Continuing a run of recent announcements, the Norfolk based company has just revealed the AC Ace RS electric, which marks the return of one of most influential models of all time. A definitive British sports car in the post-War years, the original AC Ace was unveiled in 1954 and continued to evolve until production finally finished in 1962.
It captured car buyers’ attention with its undeniable beauty and spirited performance, but its real claim to fame is the car is spawned. Despite its svelte looks and almost Italian lines the AC Ace led directly to the development of the brutal AC Cobra.
In 1962, racing driver and team boss Carroll Shelby experimented with fitting a Ford V8 into the Ace, in a bid to out-perform the Chevrolet Corvette. The result was a car with revolutionary performance, that won race after race and cemented a legendary status.

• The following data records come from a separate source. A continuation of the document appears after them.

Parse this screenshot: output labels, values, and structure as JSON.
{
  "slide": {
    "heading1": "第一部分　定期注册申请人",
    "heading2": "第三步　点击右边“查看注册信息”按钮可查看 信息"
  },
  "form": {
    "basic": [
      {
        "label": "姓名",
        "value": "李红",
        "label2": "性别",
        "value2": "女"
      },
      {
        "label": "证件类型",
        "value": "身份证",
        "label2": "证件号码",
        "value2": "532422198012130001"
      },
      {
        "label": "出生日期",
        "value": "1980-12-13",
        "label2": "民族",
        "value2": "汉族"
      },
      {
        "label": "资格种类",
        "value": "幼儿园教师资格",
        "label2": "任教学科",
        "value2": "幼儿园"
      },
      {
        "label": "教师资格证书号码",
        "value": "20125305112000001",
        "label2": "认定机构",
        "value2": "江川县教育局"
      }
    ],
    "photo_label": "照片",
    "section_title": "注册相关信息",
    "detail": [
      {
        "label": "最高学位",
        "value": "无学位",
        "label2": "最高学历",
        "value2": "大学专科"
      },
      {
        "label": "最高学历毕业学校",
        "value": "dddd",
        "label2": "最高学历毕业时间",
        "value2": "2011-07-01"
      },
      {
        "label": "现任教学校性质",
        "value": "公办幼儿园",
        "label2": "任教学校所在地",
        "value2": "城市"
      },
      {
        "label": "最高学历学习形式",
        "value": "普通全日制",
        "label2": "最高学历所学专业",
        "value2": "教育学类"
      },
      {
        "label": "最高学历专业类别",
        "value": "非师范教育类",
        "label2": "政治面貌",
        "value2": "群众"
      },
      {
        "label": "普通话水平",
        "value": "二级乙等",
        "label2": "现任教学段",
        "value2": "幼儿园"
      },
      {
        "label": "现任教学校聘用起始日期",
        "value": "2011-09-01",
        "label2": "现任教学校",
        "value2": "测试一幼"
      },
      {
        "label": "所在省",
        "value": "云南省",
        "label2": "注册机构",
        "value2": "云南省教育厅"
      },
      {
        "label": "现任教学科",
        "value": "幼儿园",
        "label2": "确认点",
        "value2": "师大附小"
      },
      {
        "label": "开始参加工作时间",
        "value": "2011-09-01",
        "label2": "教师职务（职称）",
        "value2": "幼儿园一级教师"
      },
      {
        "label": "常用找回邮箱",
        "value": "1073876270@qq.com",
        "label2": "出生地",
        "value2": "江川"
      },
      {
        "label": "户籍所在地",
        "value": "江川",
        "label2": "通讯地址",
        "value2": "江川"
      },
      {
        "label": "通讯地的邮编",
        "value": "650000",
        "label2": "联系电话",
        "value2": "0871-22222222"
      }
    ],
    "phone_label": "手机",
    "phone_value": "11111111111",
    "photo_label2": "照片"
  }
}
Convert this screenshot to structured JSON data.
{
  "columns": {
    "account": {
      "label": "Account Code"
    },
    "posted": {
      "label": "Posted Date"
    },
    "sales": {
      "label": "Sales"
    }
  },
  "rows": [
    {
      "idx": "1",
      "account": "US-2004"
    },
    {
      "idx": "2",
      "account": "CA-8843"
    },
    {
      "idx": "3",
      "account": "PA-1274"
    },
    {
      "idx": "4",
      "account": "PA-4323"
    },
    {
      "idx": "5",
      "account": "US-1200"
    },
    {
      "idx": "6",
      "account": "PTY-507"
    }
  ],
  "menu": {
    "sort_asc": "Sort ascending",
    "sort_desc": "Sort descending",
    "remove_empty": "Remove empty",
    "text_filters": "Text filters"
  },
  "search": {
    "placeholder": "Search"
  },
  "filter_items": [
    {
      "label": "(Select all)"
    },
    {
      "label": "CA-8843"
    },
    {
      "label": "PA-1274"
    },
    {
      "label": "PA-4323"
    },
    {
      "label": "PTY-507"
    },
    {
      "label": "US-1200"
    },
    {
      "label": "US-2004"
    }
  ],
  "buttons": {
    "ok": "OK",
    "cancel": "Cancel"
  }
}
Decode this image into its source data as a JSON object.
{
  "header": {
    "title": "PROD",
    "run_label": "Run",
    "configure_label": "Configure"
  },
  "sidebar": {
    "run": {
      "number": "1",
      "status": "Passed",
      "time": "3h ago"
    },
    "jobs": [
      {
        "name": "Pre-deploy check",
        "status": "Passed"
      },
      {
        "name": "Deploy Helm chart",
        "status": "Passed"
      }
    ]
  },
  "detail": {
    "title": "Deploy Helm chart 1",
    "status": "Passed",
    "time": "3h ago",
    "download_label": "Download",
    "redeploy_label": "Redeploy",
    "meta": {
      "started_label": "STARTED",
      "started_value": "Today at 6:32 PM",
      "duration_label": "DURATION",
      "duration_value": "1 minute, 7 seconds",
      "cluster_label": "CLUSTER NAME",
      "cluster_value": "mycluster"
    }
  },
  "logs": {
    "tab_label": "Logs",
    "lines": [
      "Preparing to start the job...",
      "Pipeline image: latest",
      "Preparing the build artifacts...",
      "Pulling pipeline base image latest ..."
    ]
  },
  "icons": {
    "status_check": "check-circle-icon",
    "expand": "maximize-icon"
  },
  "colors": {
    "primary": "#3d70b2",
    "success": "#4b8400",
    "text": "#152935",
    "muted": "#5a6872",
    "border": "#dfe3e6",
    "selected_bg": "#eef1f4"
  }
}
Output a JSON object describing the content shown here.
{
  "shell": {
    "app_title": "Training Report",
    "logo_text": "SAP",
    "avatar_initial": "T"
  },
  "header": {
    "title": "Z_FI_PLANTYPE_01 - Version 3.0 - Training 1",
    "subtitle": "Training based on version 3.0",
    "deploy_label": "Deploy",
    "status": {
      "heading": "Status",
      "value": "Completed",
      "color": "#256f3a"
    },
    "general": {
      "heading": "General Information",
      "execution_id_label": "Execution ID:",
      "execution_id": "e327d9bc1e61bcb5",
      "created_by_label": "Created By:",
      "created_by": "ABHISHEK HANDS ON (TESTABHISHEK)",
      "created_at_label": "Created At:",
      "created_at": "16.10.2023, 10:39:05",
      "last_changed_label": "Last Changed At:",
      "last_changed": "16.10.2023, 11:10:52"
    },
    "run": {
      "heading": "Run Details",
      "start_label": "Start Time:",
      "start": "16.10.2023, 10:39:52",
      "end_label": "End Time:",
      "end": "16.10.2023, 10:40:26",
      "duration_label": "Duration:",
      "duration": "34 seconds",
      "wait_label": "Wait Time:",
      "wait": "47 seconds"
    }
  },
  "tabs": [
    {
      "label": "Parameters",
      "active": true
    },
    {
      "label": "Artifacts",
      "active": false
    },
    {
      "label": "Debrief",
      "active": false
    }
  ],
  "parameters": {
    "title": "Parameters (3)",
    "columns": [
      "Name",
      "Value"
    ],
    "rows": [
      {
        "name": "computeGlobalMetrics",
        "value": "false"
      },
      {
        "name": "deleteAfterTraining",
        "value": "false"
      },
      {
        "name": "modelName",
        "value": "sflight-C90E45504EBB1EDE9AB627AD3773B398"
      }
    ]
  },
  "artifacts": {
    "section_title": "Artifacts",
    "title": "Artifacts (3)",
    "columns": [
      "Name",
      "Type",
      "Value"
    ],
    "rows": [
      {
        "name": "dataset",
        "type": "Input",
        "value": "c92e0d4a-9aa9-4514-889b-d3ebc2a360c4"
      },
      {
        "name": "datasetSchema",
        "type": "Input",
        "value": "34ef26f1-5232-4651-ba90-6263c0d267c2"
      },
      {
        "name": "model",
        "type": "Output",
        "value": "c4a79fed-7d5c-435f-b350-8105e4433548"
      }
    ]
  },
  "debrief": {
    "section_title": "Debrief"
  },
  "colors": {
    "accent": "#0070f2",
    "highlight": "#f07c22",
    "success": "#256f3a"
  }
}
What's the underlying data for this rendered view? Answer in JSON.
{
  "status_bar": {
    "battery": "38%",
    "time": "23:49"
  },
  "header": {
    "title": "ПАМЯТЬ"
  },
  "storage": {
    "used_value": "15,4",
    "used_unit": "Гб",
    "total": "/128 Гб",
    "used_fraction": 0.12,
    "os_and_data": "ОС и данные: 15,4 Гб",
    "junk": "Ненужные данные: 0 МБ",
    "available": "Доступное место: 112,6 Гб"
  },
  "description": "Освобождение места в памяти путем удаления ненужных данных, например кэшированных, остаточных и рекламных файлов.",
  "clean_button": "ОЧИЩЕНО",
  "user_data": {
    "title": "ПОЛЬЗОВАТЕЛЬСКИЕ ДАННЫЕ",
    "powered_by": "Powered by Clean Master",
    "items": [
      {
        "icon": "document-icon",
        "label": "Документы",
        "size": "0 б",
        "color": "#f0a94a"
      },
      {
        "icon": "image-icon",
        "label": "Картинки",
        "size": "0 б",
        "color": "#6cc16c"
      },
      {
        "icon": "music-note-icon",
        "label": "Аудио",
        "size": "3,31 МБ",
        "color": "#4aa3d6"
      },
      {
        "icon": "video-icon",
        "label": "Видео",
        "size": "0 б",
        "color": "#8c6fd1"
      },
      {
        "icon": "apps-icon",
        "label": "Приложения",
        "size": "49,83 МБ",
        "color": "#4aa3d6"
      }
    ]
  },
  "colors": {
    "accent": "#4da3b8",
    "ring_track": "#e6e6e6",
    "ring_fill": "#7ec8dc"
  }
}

The return of the Ace is the first time the name has been used in 20 years, but the new cars remain faithful to the original with one major exception – they’re all electric. Working with a specialist company in the UK, Falcon Electric, the AC Ace RS electric is engineered from scratch to be an EV. The motors, battery packs, controls systems and even the software have been built for the task, to ensure it drives like an AC should.
This means the AC Ace RS electric is expected to deliver a 0-62mph time of around 5.5secs and possess an impressive 500Nm of torque (peak), However, you also get around 200 emissions-free miles on a single charge.
Each example will be hand-built by experts AC Heritage, based at the UK’s historic racing circuit Brooklands, Surrey. This is especially poignant as the original Ace was constructed in nearby Thames Ditton, and AC Heritage employs some of the original tooling from the old factory.
Just 37 Founders Editions of the AC Ace RS electric are planned, starting at £129,500, and for that customers will get a brand-new, hand-built, fully registered car that can trace its linage back to the cars of the 1950s.